USE CASES

One Platform for Threat Analysis

Organizations trust TwinWave to fully analyze both credential phishing and malware threats due to our unique approach of automatically exploring the entire attack chain and gathering rich artifacts during the analysis process.

This richness of analysis, along with our breadth of detection coverage, powers a wide range of use cases within security organizations including SOC triage, deep IR analysis and user reported phishing analysis.

SOC Triage

Analysts need to quickly and accurately disposition suspected threats and determine the potential severity of a threat in order to identify next steps.

Actionable indicators like credential phishing form script locations and payload download URLs enable analysts to quickly determine potential impact.

TwinWave gives SOCs:

  • deep inspection and analysis

  • breadth of detection techniques

  • support for credential phishing & malware

  • rich indicators for threat hunting

IR Analysis

Once a suspected threat has been escalated to the IR team they need to pull it apart to better understand what it is, how it works, identify indicators and more.

TwinWave’s static and dynamic analysis extracts key information to help IR team’s initial assessment of a threat.

TwinWave gives IR teams:

  • malware config extraction

  • macro source code & emulation

  • full webpage DOM

  • OCR text extraction from images

User Reported Phish

Let’s face it, most of what users report as “phish” is really spam or unwanted bulk mail. But, there can be critical threats hidden in these user submissions if you have the time and resources to look at them.

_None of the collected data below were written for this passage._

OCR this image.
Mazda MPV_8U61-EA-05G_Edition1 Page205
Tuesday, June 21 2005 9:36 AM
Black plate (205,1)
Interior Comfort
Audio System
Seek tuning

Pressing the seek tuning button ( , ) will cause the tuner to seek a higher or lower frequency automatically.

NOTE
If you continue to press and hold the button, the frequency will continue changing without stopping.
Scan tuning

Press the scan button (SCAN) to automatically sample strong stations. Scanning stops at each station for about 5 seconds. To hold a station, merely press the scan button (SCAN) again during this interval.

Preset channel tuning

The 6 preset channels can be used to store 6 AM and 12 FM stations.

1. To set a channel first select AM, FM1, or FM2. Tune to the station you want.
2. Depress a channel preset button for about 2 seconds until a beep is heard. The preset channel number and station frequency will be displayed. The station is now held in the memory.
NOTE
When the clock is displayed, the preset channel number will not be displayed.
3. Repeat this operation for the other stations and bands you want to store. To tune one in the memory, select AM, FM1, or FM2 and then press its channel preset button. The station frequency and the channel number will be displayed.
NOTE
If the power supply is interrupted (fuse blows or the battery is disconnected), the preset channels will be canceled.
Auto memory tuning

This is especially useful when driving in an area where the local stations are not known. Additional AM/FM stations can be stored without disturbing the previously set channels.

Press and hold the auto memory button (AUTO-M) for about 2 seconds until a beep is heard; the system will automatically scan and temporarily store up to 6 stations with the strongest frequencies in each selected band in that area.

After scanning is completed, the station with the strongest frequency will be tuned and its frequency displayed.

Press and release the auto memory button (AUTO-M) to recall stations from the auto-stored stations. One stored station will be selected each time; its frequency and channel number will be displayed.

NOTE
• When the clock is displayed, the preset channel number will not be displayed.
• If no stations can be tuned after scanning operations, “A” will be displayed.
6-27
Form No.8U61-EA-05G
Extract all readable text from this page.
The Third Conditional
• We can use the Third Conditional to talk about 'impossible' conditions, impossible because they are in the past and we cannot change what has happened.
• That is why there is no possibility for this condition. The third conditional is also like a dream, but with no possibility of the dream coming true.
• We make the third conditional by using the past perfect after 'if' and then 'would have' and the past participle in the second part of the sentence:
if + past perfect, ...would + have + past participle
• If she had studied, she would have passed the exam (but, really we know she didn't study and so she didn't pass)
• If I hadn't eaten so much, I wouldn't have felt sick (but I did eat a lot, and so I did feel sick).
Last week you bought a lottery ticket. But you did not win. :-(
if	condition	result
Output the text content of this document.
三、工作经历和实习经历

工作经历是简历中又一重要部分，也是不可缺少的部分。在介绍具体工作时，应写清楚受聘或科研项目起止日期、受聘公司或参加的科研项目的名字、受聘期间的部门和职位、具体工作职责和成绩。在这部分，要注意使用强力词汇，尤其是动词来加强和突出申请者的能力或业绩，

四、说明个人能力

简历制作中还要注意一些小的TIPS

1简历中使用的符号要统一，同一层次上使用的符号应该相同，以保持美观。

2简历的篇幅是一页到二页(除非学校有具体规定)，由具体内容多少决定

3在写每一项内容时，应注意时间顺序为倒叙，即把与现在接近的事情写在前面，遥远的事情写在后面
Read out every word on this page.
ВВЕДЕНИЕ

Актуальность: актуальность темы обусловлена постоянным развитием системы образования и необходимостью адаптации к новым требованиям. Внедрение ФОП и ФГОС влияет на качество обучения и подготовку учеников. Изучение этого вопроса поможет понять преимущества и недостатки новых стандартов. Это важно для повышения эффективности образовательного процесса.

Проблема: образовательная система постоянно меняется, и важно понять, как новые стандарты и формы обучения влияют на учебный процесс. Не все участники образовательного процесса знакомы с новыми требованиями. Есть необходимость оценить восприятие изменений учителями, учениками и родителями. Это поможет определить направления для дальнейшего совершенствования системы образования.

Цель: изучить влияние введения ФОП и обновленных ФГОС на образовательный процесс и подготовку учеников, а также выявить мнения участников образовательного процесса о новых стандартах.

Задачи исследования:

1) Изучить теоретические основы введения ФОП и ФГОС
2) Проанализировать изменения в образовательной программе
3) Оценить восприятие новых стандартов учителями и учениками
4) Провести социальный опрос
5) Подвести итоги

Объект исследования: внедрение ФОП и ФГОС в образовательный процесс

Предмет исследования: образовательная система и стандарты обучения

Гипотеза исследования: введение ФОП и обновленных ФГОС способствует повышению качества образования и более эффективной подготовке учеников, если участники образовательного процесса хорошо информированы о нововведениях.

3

TwinWave’s unique attack chain following technology ensures reported threats are thoroughly analyzed.

TwinWave for user reported phish:

  • URL extraction & link following

  • attachment extraction & analysis

  • email headers and screenshots

  • decoding of rewritten URLs

Integrating TwinWave into existing workflows and security tools is easy.

Manual Submissions

Security analysts and researchers can directly submit suspected threats to the TwinWave platform using the web interface or command line tools.

Once a threat is submitted, the TwinWave platform will perform the actions required to fully execute the attack chain including clicking and following links, extracting out attachments & embedded files, dealing with archives, and much more.

While the analysis is running analysts can watch the attack chain being built out in real-time along with detections and scores as they become available.

TwinWave’s UI has been optimized to make it easy for users to navigate the incredibly rich data that gets generated by static and dynamic analysis systems.  Screenshots and key indicators help give analysts a quick high level understanding of the threat while our Normalized Forensics provide an in-depth view.

 

API Submissions

TwinWave’s API provides the same full functionality available through the web interface. This means that organizations that have implemented a SOAR or other automation solution can add TwinWave to existing, or new, playbooks for deep automated threat analysis.

While the analysis is running SOAR platforms can periodically check on submission results with detections and scores being available as they are generated. This allows responses to be taken immediately as soon as TwinWave has determined a suspected threat is actually malicious.